The Research Data York service enables University of York researchers to store their research data for the long-term, so that it remains accessible for the researchers involved, and where appropriate for others.
At the University of York archiving research data is a four-step process:
Step 1. Select which data to archive
Step 2. Decide whether and on what terms your data will be made available
Step 3. Either submit the data to an appropriate repository or data archive3, or choose to transfer it to the University Research Data York service
Step 4. Record the dataset in PURE4, the University's current research information system.
You should also consider archiving your non-digital data.
1. Check the Process for transferring research data to Research Data York information, to ensure you can meet your responsibilities before data transfer and that you understand how the data will be handled/curated.
2. Record the dataset in PURE; this will trigger library staff to:
- check the information you have provided, to ensure that secondary users will be able to understand the dataset
- create (where appropriate) a DOI (Digital Object Identifier) so that you can cite the data within your published papers
- contact you, to find out if you have a home for your dataset (a funder/subject/publisher repository) or if you need Research Data York to store the data for the long-term.
Research Data York will store the data (physical or digital) for the longer term, manage requests to access those data and ensure that data remain unchanged.
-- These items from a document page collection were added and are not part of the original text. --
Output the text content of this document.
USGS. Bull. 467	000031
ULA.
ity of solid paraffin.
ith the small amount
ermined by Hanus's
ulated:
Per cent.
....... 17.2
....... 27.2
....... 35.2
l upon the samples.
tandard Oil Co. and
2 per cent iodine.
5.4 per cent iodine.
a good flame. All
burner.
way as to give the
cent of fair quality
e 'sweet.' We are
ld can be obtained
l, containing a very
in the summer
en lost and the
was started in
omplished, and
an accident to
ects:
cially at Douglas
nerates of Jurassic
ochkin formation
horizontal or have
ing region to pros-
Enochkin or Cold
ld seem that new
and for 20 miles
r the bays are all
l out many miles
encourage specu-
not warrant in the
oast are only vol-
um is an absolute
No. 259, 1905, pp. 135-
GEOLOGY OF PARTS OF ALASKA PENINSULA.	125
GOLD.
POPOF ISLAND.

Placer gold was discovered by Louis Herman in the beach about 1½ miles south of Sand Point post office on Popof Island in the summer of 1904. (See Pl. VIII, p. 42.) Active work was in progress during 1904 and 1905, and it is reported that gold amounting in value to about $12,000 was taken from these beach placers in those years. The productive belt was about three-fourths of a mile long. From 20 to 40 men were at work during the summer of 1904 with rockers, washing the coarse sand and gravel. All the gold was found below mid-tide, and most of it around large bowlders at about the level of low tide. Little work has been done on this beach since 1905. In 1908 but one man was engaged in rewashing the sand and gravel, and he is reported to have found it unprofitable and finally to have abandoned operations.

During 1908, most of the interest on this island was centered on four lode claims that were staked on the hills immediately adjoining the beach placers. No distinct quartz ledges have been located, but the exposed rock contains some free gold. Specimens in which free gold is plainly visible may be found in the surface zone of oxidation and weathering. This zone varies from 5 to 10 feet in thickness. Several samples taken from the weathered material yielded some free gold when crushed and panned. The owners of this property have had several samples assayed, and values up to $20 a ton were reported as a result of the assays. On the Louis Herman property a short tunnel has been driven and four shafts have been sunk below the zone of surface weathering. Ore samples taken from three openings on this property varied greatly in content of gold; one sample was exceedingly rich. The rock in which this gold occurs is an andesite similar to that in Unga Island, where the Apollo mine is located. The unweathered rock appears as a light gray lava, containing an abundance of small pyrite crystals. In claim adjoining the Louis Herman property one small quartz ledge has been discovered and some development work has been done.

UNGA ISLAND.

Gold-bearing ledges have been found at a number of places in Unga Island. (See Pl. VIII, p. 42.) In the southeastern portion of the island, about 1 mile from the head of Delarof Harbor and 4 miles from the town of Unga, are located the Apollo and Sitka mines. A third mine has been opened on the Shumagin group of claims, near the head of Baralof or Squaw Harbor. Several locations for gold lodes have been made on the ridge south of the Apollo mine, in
Unless you tell us we'll presume that your data is openly available for others to use and we will assign a CC BY licence to it.
Most funders require research data to "be made openly available with as few restrictions as possible". In practice your ability to make data openly available for reuse by others may be limited by legal, ethical, contractual or commercial considerations. In some cases you may not be able to share your data at all. This approach can be summarised as "as open as possible, as closed as necessary". For more information see our Restricting access to data web page.
If you are unsure as to whether you could or should make your data openly available, please contact the Library's Research Support Team before you publish your data.
1 University RDM Policy. Retention, for a minimum of 10 years, and sharing (where possible) of research data which either (a) underpins published results, eg in an academic journal article, chapter in a book or conference, and/or (b) have long-term value.
2 Sherpa/JULIET can help identify research funders’ data archiving requirements and guidelines, and includes links to funders' data policies.
3 Check your funder’s data policy as some funders stipulate where the data should be deposited (eg "NERC-funded scientists must make their data openly available within two years of collection and deposit it in a NERC data centre for long term preservation").
4 Guidance on Recording dataset in PURE. If you don't have an account on PURE, PhD students don't but research staff in general do, your supervisor or co-author can add the dataset record on your behalf.